Un espace d’écriture plus détaillé sera consacré à la transposition et à la traduction de la mobilité polyvalente dans l’espace urbain. Nous optons pour la notion de « parcours urbain » qui sera également reprise dans le cadre méthodologique afin de favoriser une démarche informant davantage sur les organisations sociales des groupes et de l’individu. Todorov (1989 :124) propose de parler plutôt d’un universalisme de « parcours » en se méfiant du terme cosmopolitisme. Le discours officiel désigne trop souvent le résident étranger par des marques « d’arrivée ». La voie que cet auteur propose pour aller vers l'universel implique que l'on s'immerge profondément dans le particulier. Donc, nous nous inscrivons plutôt dans le paradigme du parcours que dans le paradigme d’arrivée en privilégiant le terme acteur pluriel plutôt que le terme migrant. Ce paradigme risque de faire évoluer également le terme résident étranger.

1.7.2 « Mise en mots » et « mise en images » de l’espace urbain

Les contradictions et les paradoxes que connaît le domaine de la migration s’ajoutent au renforcement d’un discours sur la ville augmentant la peur de l’étranger. Les images données dans le contexte à titre illustratif montrent que certaines campagnes politiques n’aident pas à améliorer l’image de cet acteur urbain. Au contraire, on le voit représenté métaphoriquement sur les murs de la ville par un mouton noir, par des gants de voleurs de passeports, par une botte noire écrasant le territoire rouge à croix blanche. Ces traces d’un discours politique « mis en mots et en images » développent un rapport à la ville suscitant auprès de la population la peur de celui qui vient d’ailleurs et qui nuit à la sécurité de la ville, la rend dangereuse. Ceci augmente la stigmatisation et la catégorisation de certains quartiers « occupés par l’étranger ». Plusieurs empreintes de cet imaginaire collectif marquant le discours sont visibles à différentes échelles de l’espace urbain (politique, public, privé, virtuel).

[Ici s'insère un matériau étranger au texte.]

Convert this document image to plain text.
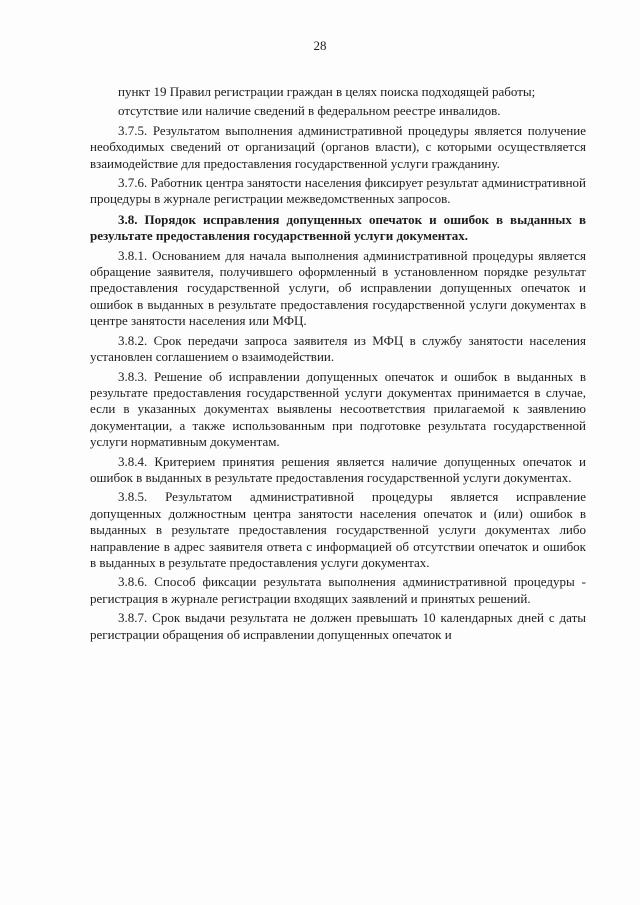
28

пункт 19 Правил регистрации граждан в целях поиска подходящей работы;

отсутствие или наличие сведений в федеральном реестре инвалидов.

3.7.5. Результатом выполнения административной процедуры является получение необходимых сведений от организаций (органов власти), с которыми осуществляется взаимодействие для предоставления государственной услуги гражданину.

3.7.6. Работник центра занятости населения фиксирует результат административной процедуры в журнале регистрации межведомственных запросов.

3.8. Порядок исправления допущенных опечаток и ошибок в выданных в результате предоставления государственной услуги документах.

3.8.1. Основанием для начала выполнения административной процедуры является обращение заявителя, получившего оформленный в установленном порядке результат предоставления государственной услуги, об исправлении допущенных опечаток и ошибок в выданных в результате предоставления государственной услуги документах в центре занятости населения или МФЦ.

3.8.2. Срок передачи запроса заявителя из МФЦ в службу занятости населения установлен соглашением о взаимодействии.

3.8.3. Решение об исправлении допущенных опечаток и ошибок в выданных в результате предоставления государственной услуги документах принимается в случае, если в указанных документах выявлены несоответствия прилагаемой к заявлению документации, а также использованным при подготовке результата государственной услуги нормативным документам.

3.8.4. Критерием принятия решения является наличие допущенных опечаток и ошибок в выданных в результате предоставления государственной услуги документах.

3.8.5. Результатом административной процедуры является исправление допущенных должностным центра занятости населения опечаток и (или) ошибок в выданных в результате предоставления государственной услуги документах либо направление в адрес заявителя ответа с информацией об отсутствии опечаток и ошибок в выданных в результате предоставления услуги документах.

3.8.6. Способ фиксации результата выполнения административной процедуры - регистрация в журнале регистрации входящих заявлений и принятых решений.

3.8.7. Срок выдачи результата не должен превышать 10 календарных дней с даты регистрации обращения об исправлении допущенных опечаток и
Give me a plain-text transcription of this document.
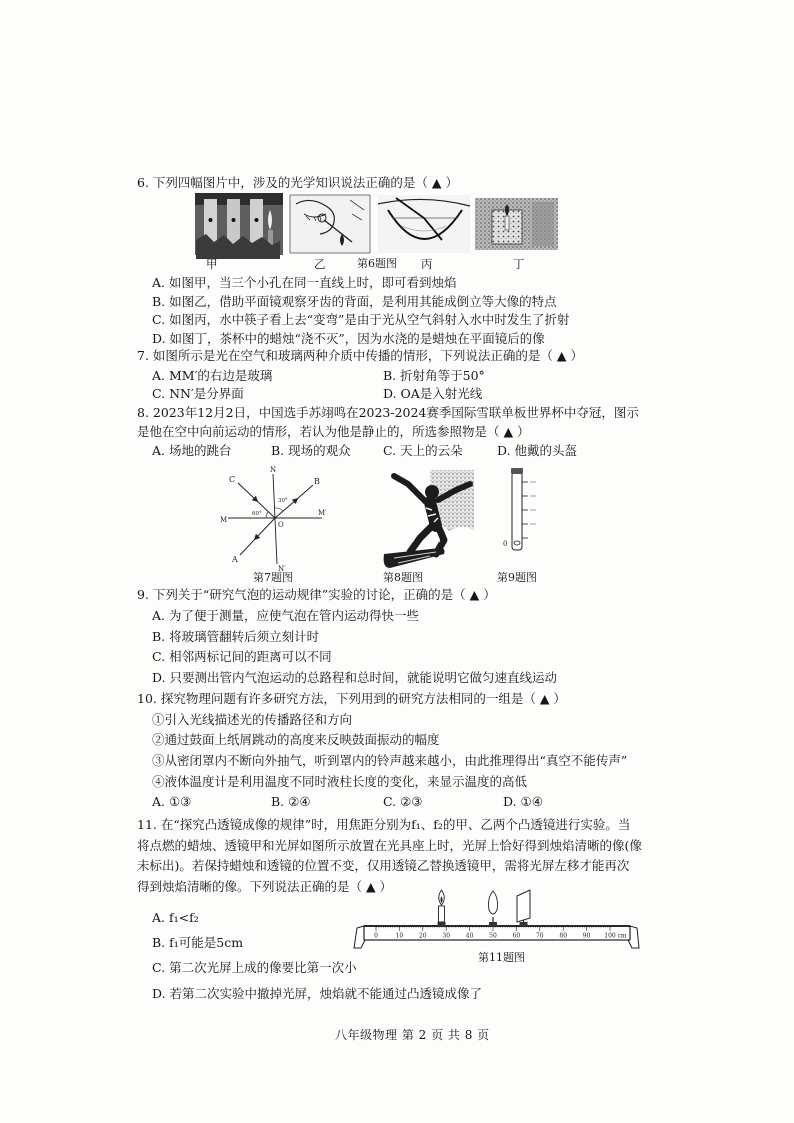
6. 下列四幅图片中，涉及的光学知识说法正确的是（ ▲ ）
甲	乙	第6题图 丙	丁
A. 如图甲，当三个小孔在同一直线上时，即可看到烛焰
B. 如图乙，借助平面镜观察牙齿的背面，是利用其能成倒立等大像的特点
C. 如图丙，水中筷子看上去“变弯”是由于光从空气斜射入水中时发生了折射
D. 如图丁，茶杯中的蜡烛“浇不灭”，因为水浇的是蜡烛在平面镜后的像
7. 如图所示是光在空气和玻璃两种介质中传播的情形，下列说法正确的是（ ▲ ）
A. MM′的右边是玻璃	B. 折射角等于50°
C. NN′是分界面	D. OA是入射光线
8. 2023年12月2日，中国选手苏翊鸣在2023-2024赛季国际雪联单板世界杯中夺冠，图示
是他在空中向前运动的情形，若认为他是静止的，所选参照物是（ ▲ ）
A. 场地的跳台	B. 现场的观众	C. 天上的云朵	D. 他戴的头盔
N
N′
M
M′
O
A
B
C
30°
60°
0
第7题图	第8题图	第9题图
9. 下列关于“研究气泡的运动规律”实验的讨论，正确的是（ ▲ ）
A. 为了便于测量，应使气泡在管内运动得快一些
B. 将玻璃管翻转后须立刻计时
C. 相邻两标记间的距离可以不同
D. 只要测出管内气泡运动的总路程和总时间，就能说明它做匀速直线运动
10. 探究物理问题有许多研究方法，下列用到的研究方法相同的一组是（ ▲ ）
①引入光线描述光的传播路径和方向
②通过鼓面上纸屑跳动的高度来反映鼓面振动的幅度
③从密闭罩内不断向外抽气，听到罩内的铃声越来越小，由此推理得出“真空不能传声”
④液体温度计是利用温度不同时液柱长度的变化，来显示温度的高低
A. ①③	B. ②④	C. ②③	D. ①④
11. 在“探究凸透镜成像的规律”时，用焦距分别为f₁、f₂的甲、乙两个凸透镜进行实验。当
将点燃的蜡烛、透镜甲和光屏如图所示放置在光具座上时，光屏上恰好得到烛焰清晰的像(像
未标出)。若保持蜡烛和透镜的位置不变，仅用透镜乙替换透镜甲，需将光屏左移才能再次
得到烛焰清晰的像。下列说法正确的是（ ▲ ）
A. f₁<f₂
B. f₁可能是5cm
C. 第二次光屏上成的像要比第一次小
D. 若第二次实验中撤掉光屏，烛焰就不能通过凸透镜成像了
0	10	20	30	40	50	60	70	80	90 100 cm
第11题图
八年级物理 第 2 页 共 8 页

Ces discours et ces images ont été évoqués dans la définition de la problématique. Pour aller plus loin, nous souhaitons sortir d’une dynamique dichotomique et entrer davantage dans ce qu’Edgar Morin (1991) appelle, le paradigme de la complexité. Nous allons donc tenter de constituer un cadre théorique et méthodologique en partant du parcours individuel et de joindre, à l’autre bout de chaîne, des logiques des acteurs collectifs tout en identifiant les fonctions que prennent différents discours et pratiques langagières adoptées lors des interactions effectuées sur ce parcours et entre différents acteurs de la ville. Dès lors, nous nous intéressons à des questions de visibilité et de mise en mots des espaces institués ou des espaces inventés.